A microstructure-based procedure to simulate the effect of wetting-drying cycles on the soil water retention curve

Abstract

Analysing unsaturated soil response often requires the soil-water-retention-curve (SWRC). The SWRC depends upon the soil microstructure, which evolves with hydromechanical loading such as in-situ exposure to wetting-drying cycles. If in-situ response is of interest and studied in the laboratory, it is essential specimens have a structure representative of in-situ conditions. Simulating wetting-drying cycles in the laboratory is possible albeit time-consuming and a faster alternative procedure would be preferred, which is the focus of this paper. Mixtures of two soils were prepared in the laboratory by either: exposure to three simulated wetting-drying cycles, or one of two compaction approaches.

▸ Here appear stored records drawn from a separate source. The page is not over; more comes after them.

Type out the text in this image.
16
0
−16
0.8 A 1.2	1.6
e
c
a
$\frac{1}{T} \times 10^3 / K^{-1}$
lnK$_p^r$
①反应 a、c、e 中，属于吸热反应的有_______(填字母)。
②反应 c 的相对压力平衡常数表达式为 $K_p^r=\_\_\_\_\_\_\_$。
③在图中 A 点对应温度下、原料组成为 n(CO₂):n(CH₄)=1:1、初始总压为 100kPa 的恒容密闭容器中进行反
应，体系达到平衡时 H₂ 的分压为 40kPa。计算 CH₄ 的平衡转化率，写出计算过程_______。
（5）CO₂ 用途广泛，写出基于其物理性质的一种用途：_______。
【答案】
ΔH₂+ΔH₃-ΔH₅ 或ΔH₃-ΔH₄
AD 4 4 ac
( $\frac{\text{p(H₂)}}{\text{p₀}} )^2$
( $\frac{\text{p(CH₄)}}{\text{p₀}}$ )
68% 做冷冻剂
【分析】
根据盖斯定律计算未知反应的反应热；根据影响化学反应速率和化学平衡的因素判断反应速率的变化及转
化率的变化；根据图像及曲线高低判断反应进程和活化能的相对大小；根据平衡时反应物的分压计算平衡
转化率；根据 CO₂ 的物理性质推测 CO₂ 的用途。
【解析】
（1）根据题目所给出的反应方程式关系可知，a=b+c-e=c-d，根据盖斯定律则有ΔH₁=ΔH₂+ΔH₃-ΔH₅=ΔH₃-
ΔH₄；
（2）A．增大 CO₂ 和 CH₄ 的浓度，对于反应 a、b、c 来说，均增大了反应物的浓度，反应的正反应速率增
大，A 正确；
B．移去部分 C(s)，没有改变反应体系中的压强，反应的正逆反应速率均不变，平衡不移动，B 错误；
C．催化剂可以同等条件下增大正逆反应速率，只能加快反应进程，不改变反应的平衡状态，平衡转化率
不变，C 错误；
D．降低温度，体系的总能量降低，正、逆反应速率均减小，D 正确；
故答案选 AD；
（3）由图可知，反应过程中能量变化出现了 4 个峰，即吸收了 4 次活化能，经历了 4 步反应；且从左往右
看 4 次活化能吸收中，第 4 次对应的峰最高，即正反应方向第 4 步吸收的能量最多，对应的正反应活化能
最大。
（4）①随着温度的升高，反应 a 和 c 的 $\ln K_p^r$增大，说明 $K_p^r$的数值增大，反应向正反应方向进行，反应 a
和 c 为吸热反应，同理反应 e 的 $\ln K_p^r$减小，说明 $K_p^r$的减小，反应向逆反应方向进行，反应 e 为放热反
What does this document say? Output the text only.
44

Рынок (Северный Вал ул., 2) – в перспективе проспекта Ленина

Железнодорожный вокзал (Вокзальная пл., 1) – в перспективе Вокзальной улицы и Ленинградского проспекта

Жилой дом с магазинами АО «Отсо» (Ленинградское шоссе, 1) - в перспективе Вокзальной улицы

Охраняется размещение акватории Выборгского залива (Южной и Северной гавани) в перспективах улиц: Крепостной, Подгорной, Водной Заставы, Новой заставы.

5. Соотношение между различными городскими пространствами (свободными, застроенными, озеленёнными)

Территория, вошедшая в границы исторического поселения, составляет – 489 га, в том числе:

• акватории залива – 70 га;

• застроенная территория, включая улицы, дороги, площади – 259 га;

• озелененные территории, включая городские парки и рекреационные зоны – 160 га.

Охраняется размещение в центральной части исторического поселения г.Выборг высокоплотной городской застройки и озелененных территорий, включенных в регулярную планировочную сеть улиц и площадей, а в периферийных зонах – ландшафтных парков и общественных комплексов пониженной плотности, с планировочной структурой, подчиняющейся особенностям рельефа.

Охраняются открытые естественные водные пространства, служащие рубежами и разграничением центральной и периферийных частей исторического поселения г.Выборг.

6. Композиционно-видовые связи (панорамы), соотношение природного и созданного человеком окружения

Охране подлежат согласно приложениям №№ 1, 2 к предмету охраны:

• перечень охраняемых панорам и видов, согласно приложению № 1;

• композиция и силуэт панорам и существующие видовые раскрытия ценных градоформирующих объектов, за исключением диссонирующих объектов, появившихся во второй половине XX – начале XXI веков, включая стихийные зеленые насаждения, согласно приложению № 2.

The microstructure and drying-path SWRC of the specimens prepared with each method were measured. Most of the compacted specimens achieved similar pore size distributions to the cycled samples though the outcomes in terms of achieving a target SWRC, which was the objective of the study, are mixed. The SWRCs of most compacted samples had similar gravimetric water contents yet significantly higher saturation degree at every suction measured. This is explained by the compacted samples containing less macro pores than cycled samples. The compaction procedure, designed to produce specimens having a SWRC similar to that of cycled materials, seems promising but needs modification.